Ambiguities are one of the great boundaries of software. Our code is limited. We can endeavor to craft perfect software, but can never exceed the imperfections of reality. Software isn’t nearly as soft as we would like to believe, it is always tied to physical machines, which so often mess up the purity of their formal mechanics.

Sometimes to build good software you have to have both a strong understanding of what it should do, but also a strong understanding of what it cannot do. That balance is important.

Thursday, September 5, 2024

Value

We’ll start by defining ‘value’ as a product or service that somebody needs or wants. Their desire is strong enough that they are willing to pay something to get it.

There is a personal cost, in that money -- particularly when it comes from salary -- is an aspect of time. You have to spend time in your life to earn it. So, spending that money is also accepting that that time is gone too.

It is extraordinarily difficult to create value. Very few people can do it by themselves. There are not that many more people who can drive others to do it with them. Often it requires manifesting something complex, yet balanced, out of imagination, which is why it is such a rare ability.

Once value exists, lots of other people can build on top of it. They can enhance or expand it. They can focus on whatever parts of the production are time-consuming and minimize it. Value explodes when it is scaled; doing something for ten people is not nearly as rewarding as doing it for thousands.

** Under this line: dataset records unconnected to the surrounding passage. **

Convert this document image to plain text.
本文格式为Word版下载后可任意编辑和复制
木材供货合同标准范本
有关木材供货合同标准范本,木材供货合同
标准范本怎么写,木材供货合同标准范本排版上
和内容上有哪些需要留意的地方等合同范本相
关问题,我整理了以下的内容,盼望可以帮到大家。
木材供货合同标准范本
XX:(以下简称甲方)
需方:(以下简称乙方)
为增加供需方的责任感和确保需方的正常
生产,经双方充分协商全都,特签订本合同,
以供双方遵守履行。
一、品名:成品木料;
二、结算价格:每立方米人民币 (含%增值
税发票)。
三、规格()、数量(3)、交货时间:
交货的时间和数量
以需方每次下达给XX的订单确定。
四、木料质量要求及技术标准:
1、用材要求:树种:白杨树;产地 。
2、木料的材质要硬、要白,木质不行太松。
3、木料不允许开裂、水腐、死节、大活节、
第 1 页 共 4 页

The difference between the cost to produce and willingness to pay is profit. There is always some risk, as you have to spend money before you will see if it pays off. For new ideas, the risk is very high. But as the value proves itself those risks start to diminish. At some point, they are nearly zero, this is often referred to as ‘printing money’. You just need to keep on producing the value and collecting the profits.

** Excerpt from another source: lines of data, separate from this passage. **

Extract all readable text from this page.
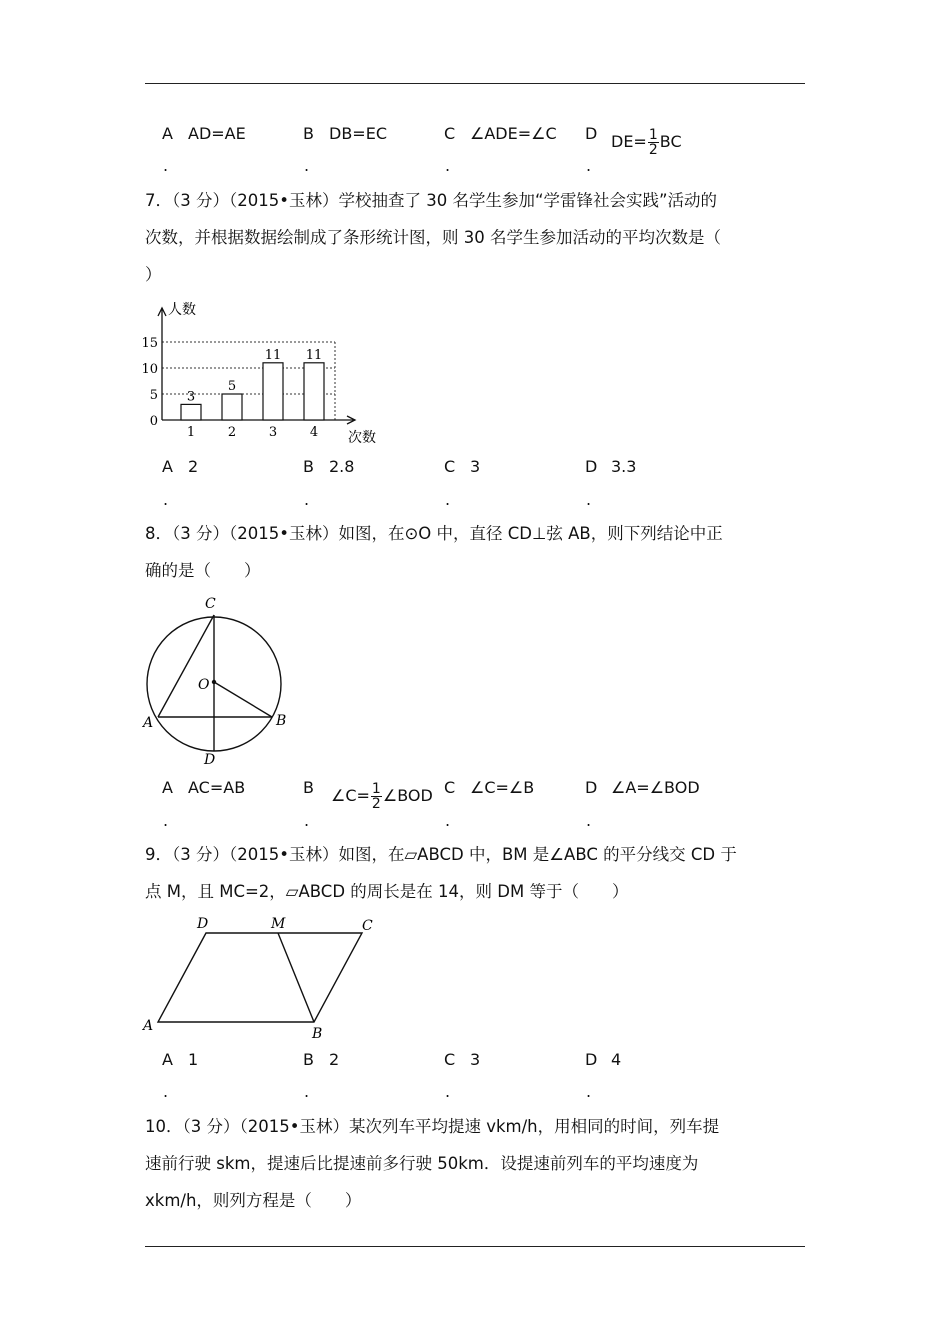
A AD=AE	B DB=EC	C ∠ADE=∠C D $DE= \frac{1}{2}$ BC
.	.	.	.

7．（3 分）（2015•玉林）学校抽查了 30 名学生参加“学雷锋社会实践”活动的

次数，并根据数据绘制成了条形统计图，则 30 名学生参加活动的平均次数是（

）

0
5
10
15
人数
次数
3
1
5
2
11
3
11
4
A 2	B 2.8	C 3	D 3.3
.	.	.	.

8．（3 分）（2015•玉林）如图，在⊙O 中，直径 CD⊥弦 AB，则下列结论中正

确的是（　　）

C
O
A	B
D
A AC=AB	B	∠C= $\frac{1}{2}$ ∠BOD C ∠C=∠B	D ∠A=∠BOD
.	.	.	.

9．（3 分）（2015•玉林）如图，在▱ABCD 中，BM 是∠ABC 的平分线交 CD 于

点 M，且 MC=2，▱ABCD 的周长是在 14，则 DM 等于（　　）

D	M	C
A	B
A 1	B 2	C 3	D 4
.	.	.	.

10．（3 分）（2015•玉林）某次列车平均提速 vkm/h，用相同的时间，列车提

速前行驶 skm，提速后比提速前多行驶 50km．设提速前列车的平均速度为

xkm/h，则列方程是（　　）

At some point, the growth of the profitability of any value will be zero. The demand is saturated. If the production at zero is smooth, the profits are effectively capped. There is nowhere to go except down.

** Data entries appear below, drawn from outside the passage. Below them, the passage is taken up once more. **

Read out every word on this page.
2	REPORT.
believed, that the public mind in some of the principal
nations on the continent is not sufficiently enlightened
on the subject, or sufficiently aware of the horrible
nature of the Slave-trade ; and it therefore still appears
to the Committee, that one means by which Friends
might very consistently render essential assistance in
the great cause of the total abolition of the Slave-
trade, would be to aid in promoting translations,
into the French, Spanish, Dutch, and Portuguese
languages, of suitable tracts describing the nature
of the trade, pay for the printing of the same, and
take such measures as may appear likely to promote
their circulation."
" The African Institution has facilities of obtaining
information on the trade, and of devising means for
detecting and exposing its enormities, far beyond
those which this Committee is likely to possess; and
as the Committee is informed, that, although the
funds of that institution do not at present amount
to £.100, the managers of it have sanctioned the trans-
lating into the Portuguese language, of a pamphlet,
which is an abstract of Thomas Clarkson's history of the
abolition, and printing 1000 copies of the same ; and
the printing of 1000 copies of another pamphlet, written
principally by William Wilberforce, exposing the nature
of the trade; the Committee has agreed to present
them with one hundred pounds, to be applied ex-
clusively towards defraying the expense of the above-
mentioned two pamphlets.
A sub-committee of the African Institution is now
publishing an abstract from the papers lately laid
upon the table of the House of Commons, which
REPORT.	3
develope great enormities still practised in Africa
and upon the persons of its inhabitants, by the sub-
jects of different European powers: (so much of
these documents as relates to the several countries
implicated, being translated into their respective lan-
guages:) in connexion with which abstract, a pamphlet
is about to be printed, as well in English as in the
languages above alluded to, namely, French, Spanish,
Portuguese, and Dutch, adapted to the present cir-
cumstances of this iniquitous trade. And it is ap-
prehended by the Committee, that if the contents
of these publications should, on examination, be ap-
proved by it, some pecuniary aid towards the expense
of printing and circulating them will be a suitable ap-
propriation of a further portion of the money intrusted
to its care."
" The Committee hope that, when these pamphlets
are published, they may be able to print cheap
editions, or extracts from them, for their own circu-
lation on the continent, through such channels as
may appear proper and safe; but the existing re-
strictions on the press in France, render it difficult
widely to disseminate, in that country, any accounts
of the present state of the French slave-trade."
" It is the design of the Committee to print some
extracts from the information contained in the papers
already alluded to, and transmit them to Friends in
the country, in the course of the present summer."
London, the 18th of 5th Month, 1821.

The easy thing you can do with value is degrade it. You can fall below the minimum for the product, then people will gradually stop wanting to pay for it. If it’s been around for a while habits will keep some purchases intact, but it will slowly trickle away. The profits will eventually disappear.

A common way to degrade value is to miss what is most valuable about it. People may be buying it, but their reasons for doing so are not necessarily obvious. The secondary concerns may be what is keeping them coming back. If you gut those for extra profit, you kill the primary value.

People incorrectly assume that all value has a life span. That a product or service lives or dies fairly quickly, and that turnover is normal. That is true for trendy industries, where the secondary aspects are that it is new and that is popular, but there is an awful lot of base value that people need in their lives and they do not want it to be shifting around. Trustworthy constants are strong secondary attributes. The market may fluctuate slightly, but the value is as strong as ever. Stable business with no growth, but good long-term potential.

Exploiting value is the core of business. They find it, get as much money out of it as possible, then move on to something else. When the goal is perpetual growth, which isn’t ever possible, the value turns over too quickly, leading to a lot of instability. That is a destabilizing force on any society.